Every day for two hours, youth athletes are left to the care of and trusted with someone other than yourself. Subliminally and purposely, imparting their values and ways of doing things on our sons and daughters. Six to eight hours a week, for at least three months, your child is under the influence ofanother adult. When thinking about sports we don’t think of the coach as anything other than a coach.
We should be asking ourselves, would we choose these same coaches to be your child’s mentor? Wins and losses are why we keep score, but values and life skills should be the starting point of any coaching evaluation. The importance of being a positive influence and a leader to the youth can have an immeasurable effect on the community. Whatever gap these individuals may be missing at home can be filled subtly by the coaches at practice. BUT before that can take place, these coaches must be properly evaluatedand equipped. If we lived in a perfect world, all youth leagues would have some form of certifying system to ensure the best coaches are in place. Considering the current state of affairs, we would also consider a class on mental health so coaches will be able to recognize certain traits associated with mental issues. A first Aid and CPR certification should be the national requirement for all youth sports leagues. Sadly it’s not and many leagues don’t require any certifications at all. Coaches should be required to utilize basic formations to promote developing the fundamentals of sport. Far too many coaches are skipping steps and relying on athleticism instead of taking the time to build a firm foundation.

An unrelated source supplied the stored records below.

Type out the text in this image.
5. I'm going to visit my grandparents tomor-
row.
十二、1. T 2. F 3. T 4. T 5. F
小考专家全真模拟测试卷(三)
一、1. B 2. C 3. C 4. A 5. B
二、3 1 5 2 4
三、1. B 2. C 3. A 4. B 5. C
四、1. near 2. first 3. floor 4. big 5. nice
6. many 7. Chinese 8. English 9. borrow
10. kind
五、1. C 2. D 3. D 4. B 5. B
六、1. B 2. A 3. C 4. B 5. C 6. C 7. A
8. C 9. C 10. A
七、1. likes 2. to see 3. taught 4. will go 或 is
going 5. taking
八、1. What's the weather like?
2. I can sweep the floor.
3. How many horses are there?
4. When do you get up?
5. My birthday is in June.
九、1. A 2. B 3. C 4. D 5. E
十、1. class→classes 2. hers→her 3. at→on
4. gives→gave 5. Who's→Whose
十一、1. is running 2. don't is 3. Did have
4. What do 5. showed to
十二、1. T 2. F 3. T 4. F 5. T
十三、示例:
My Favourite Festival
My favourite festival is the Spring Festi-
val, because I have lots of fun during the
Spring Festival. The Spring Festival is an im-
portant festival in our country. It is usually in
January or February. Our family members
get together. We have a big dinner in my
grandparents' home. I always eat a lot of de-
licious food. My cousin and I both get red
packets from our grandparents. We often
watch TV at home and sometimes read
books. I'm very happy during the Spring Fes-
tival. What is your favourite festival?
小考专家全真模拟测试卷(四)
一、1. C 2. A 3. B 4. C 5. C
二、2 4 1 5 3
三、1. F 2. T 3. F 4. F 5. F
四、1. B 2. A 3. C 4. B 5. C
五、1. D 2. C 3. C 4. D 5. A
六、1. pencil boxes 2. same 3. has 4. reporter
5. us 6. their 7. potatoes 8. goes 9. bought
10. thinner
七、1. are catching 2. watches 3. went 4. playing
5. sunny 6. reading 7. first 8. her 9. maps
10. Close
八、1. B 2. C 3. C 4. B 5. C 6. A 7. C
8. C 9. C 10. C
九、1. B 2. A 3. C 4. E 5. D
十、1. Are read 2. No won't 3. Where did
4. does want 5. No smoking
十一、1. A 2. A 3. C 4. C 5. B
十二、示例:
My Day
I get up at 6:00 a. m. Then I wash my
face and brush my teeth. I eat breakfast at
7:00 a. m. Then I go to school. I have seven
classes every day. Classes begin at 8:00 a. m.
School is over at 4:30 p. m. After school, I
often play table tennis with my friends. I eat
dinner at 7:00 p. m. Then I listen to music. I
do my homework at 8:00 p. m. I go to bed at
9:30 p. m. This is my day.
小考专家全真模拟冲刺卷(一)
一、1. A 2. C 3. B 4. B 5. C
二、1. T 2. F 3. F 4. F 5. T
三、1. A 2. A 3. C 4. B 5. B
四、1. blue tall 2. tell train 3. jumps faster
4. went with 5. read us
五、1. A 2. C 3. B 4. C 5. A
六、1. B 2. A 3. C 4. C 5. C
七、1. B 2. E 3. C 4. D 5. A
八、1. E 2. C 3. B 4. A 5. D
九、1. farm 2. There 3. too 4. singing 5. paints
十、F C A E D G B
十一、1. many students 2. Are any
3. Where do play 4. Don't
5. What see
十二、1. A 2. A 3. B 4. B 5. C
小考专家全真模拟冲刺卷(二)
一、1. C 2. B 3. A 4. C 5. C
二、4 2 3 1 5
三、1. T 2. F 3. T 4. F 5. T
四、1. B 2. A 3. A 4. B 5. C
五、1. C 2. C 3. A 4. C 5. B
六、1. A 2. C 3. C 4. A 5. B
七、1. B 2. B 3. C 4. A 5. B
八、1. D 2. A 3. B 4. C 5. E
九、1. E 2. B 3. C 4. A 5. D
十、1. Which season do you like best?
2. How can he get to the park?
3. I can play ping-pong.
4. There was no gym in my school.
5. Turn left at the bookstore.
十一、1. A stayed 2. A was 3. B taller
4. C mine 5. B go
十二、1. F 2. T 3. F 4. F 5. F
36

One national example of fundamental training is “Heads Up Football’’ though it is not required nationally, it is available as a resource for leagues to adopt. Programs such as these could change the course of leagues that are not governed as closely as they should be. As these systems are implemented, teams will gradually develop more sound athletes. Leagues will develop from the top down and will become better as a whole. The product put on the courts, fields, tracks and in gymnasiums will be more productive. The community benefits from more involved and understanding participants. These individuals are given a better chance to be positive contributors in the classrooms, universities, offices and board rooms. Sports can be about more than wins and losses; it can be about developing leaders and building communities.